For those who are not accustomed to name-dropping. Here's an example: -
Security: Sir, may I have your ID please.
Tenant: How dare you?! I am a tenant of this building!
Security: Sorry sir, but we've not gotten any memo on you moving in. When are you actually beginning operation?
Tenant: Tomorrow.
Security: Then today I will need your ID please.
Tenant: No no, your boss, Mr. Commando already gave me the permission. If you don't believe, you can call him.

Name dropping, defined in Kamus Javalier, as "Aku nak pakai guna je sapa-sapa orang besar punya nama, Datuk ke, Tan Sri ke, asalkan aku dapat apa yang aku nak", or in English.. "Usage of important names for self benefit." Hmm... it seems shorter after the translation. :P

What I faced in the past week were letters from my tenant to the management (in order to try to slip past clauses in agreement) with the first sentences being: -

"In our conversation with Mr. Darlie, he stated that....... he's gay."
"Mr. Darlie has verbally agreed that we can.... paste bubblegum on lift doors."
"Yesterday, I met up with Mr. Darlie, and he asked me to tell you to.... throw me into the rubbish bin so I can get free transport out of KL."

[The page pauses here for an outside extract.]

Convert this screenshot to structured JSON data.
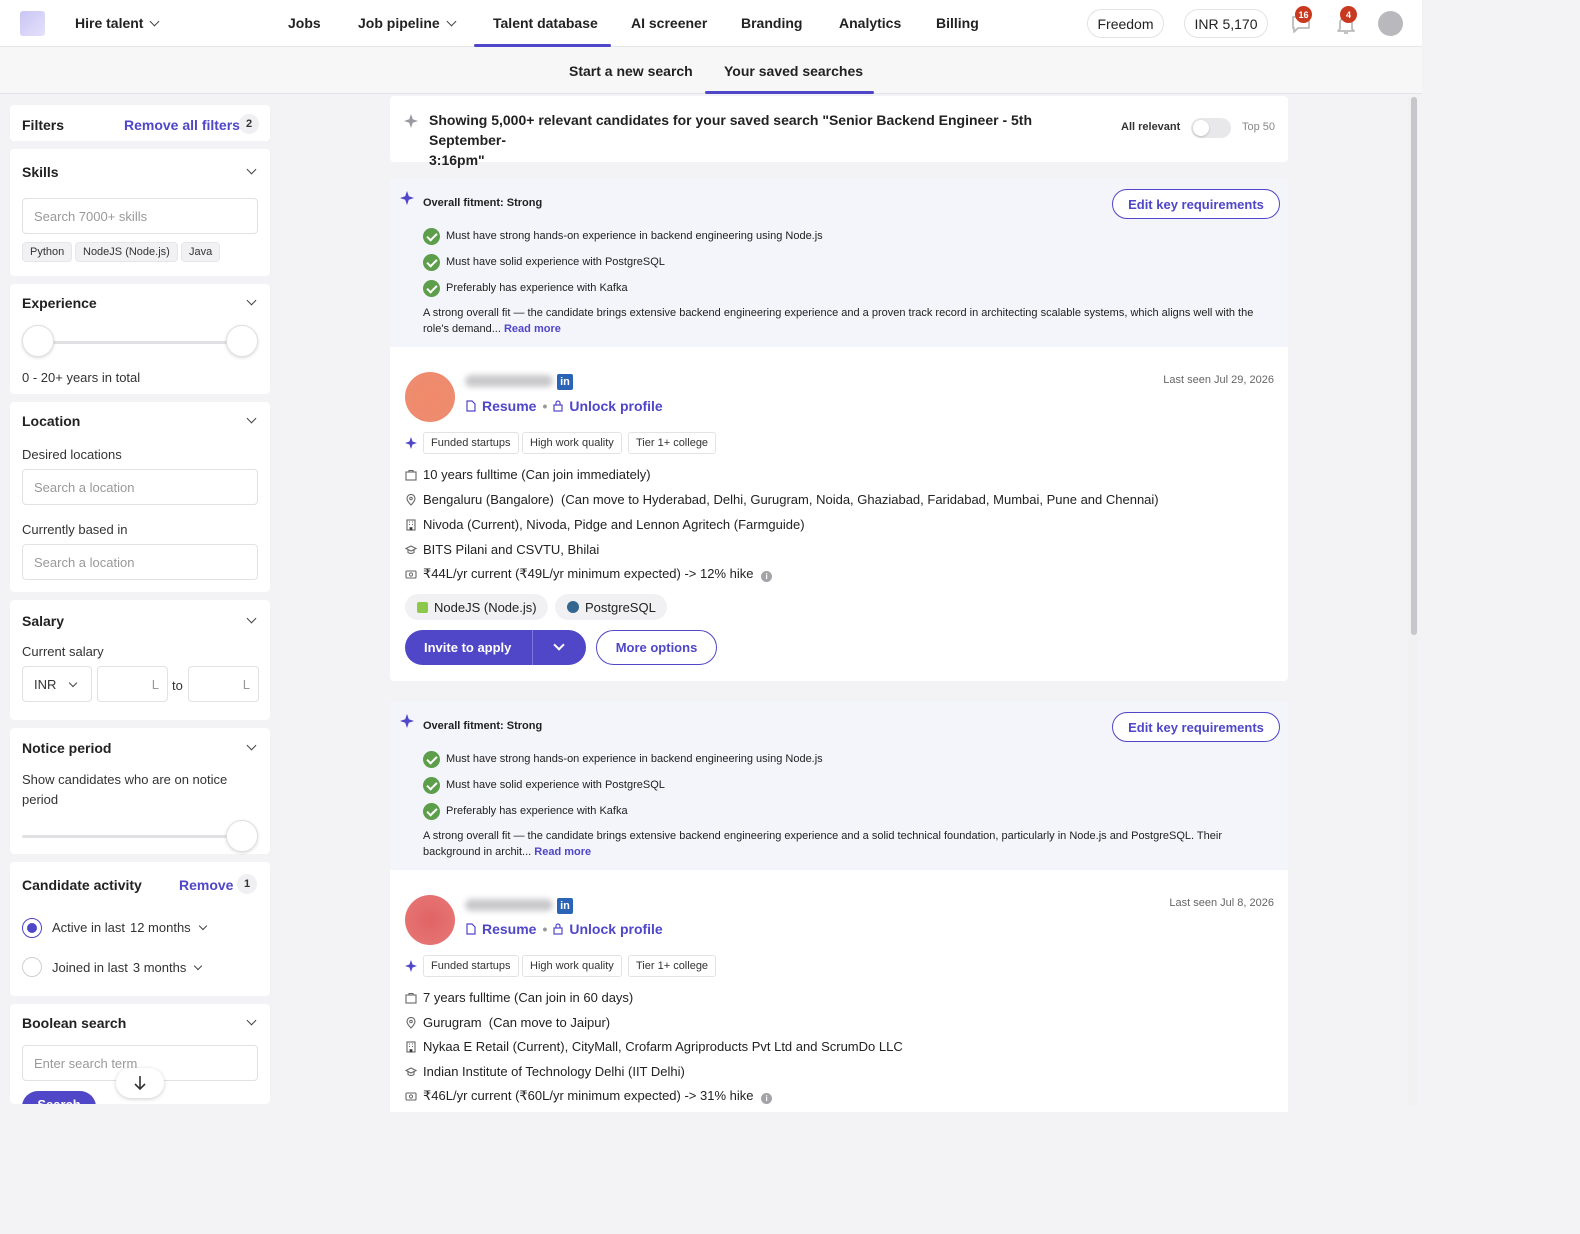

Why lah name drop??? Amazingly, Mr. Commando, who is the main dude for building operations is on three days leave, and they've name drop him like crazy! Amongst those I had to face were....

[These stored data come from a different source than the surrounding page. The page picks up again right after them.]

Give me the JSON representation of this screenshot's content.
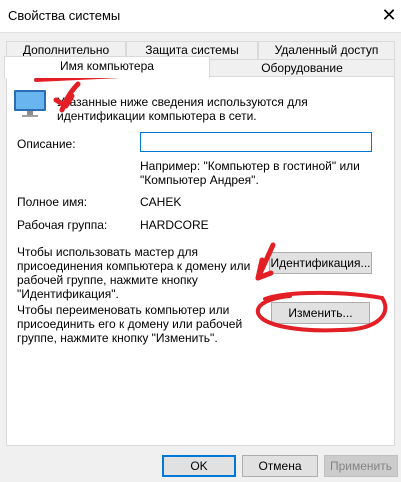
{
  "window": {
    "title": "Свойства системы"
  },
  "tabs_row1": [
    "Дополнительно",
    "Защита системы",
    "Удаленный доступ"
  ],
  "tabs_row2": [
    "Имя компьютера",
    "Оборудование"
  ],
  "info_text_lines": [
    "Указанные ниже сведения используются для",
    "идентификации компьютера в сети."
  ],
  "description": {
    "label": "Описание:",
    "value": "",
    "hint_lines": [
      "Например: \"Компьютер в гостиной\" или",
      "\"Компьютер Андрея\"."
    ]
  },
  "full_name": {
    "label": "Полное имя:",
    "value": "CAHEK"
  },
  "workgroup": {
    "label": "Рабочая группа:",
    "value": "HARDCORE"
  },
  "identification": {
    "text_lines": [
      "Чтобы использовать мастер для",
      "присоединения компьютера к домену или",
      "рабочей группе, нажмите кнопку",
      "\"Идентификация\"."
    ],
    "button": "Идентификация..."
  },
  "rename": {
    "text_lines": [
      "Чтобы переименовать компьютер или",
      "присоединить его к домену или рабочей",
      "группе, нажмите кнопку \"Изменить\"."
    ],
    "button": "Изменить..."
  },
  "footer": {
    "ok": "OK",
    "cancel": "Отмена",
    "apply": "Применить"
  },
  "icons": {
    "close": "close-icon",
    "computer": "computer-icon"
  }
}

"Mr. Commando said we don't need to give any letter."
"You can call Mr. Commando, because he said we have the rights to renovate now."
"Mr. Commando said yesterday that it's ok, as long as it's after 9am."

As bad as it sounds, in today's world, name dropping is VERY common. As for me, I am REQUIRED to name drop my own boss when clients ask for ridiculous request such as bringing a price to a 20% reduction. So, I have no choice but to say "I have spoken to Mr. Boss and he stated that the lowest we can go is RM2.50 per chicken wing, due to Nasi Kandar charging RM3.50 and we don't want to ruin the market price."

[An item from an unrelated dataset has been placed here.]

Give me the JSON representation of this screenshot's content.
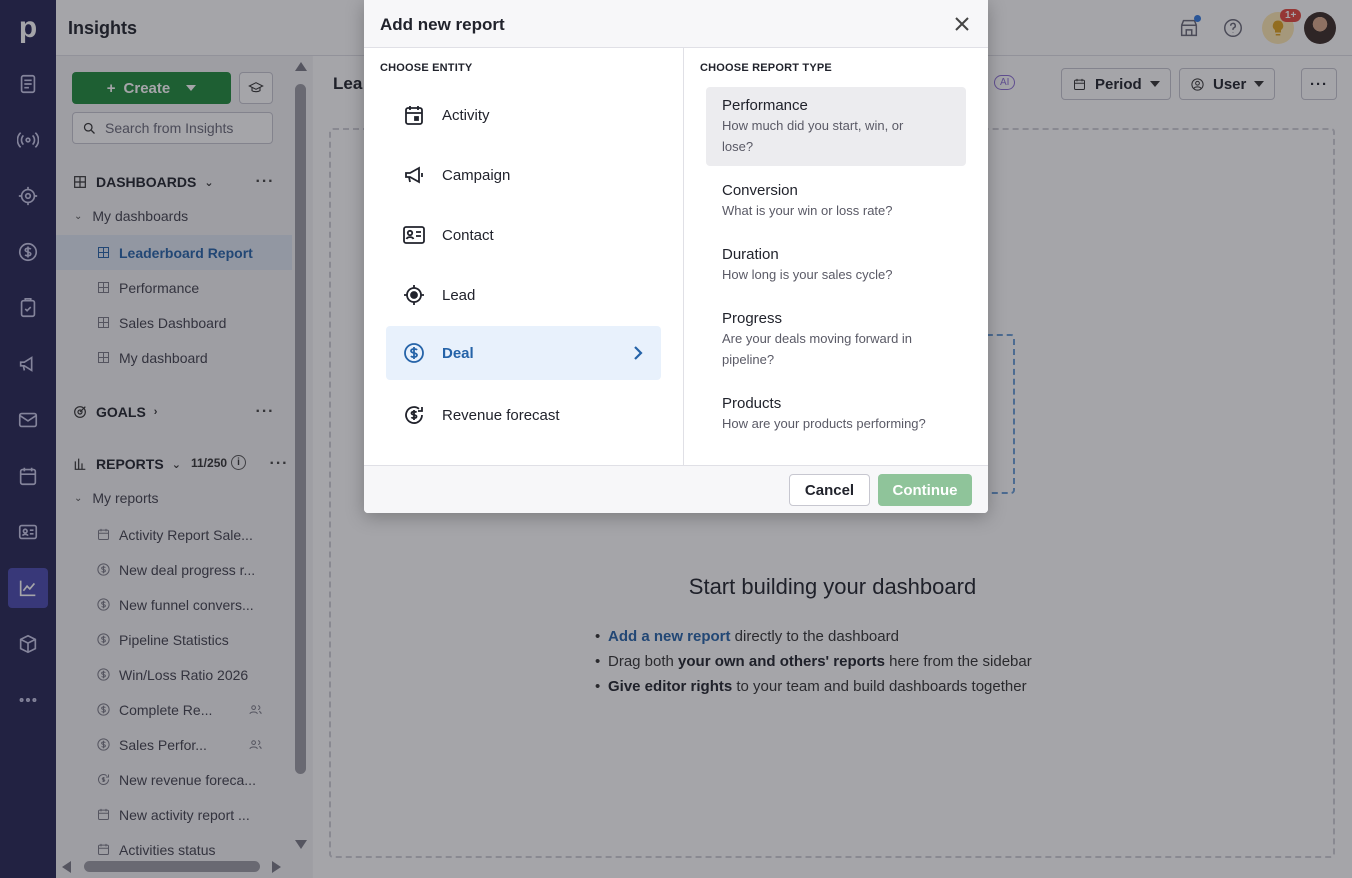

So what's the difference?! I name drop with permission! It is very common in the sales line for customers to not believe the price from the agent's mouth. So no choice but to act as if I have discussed with my boss. Of course, I am empowered as thus "Mr. Darlie, you have the rights to bring down the price up to, I mean down to RM3.00 per chicken wing, and you can use my name so that they don't ask for further reduction on it." No... it's not black and white. I know it is on this blog, but it's just an example. Anyway, chicken wing... I'm glad I'm not in chicken sales line.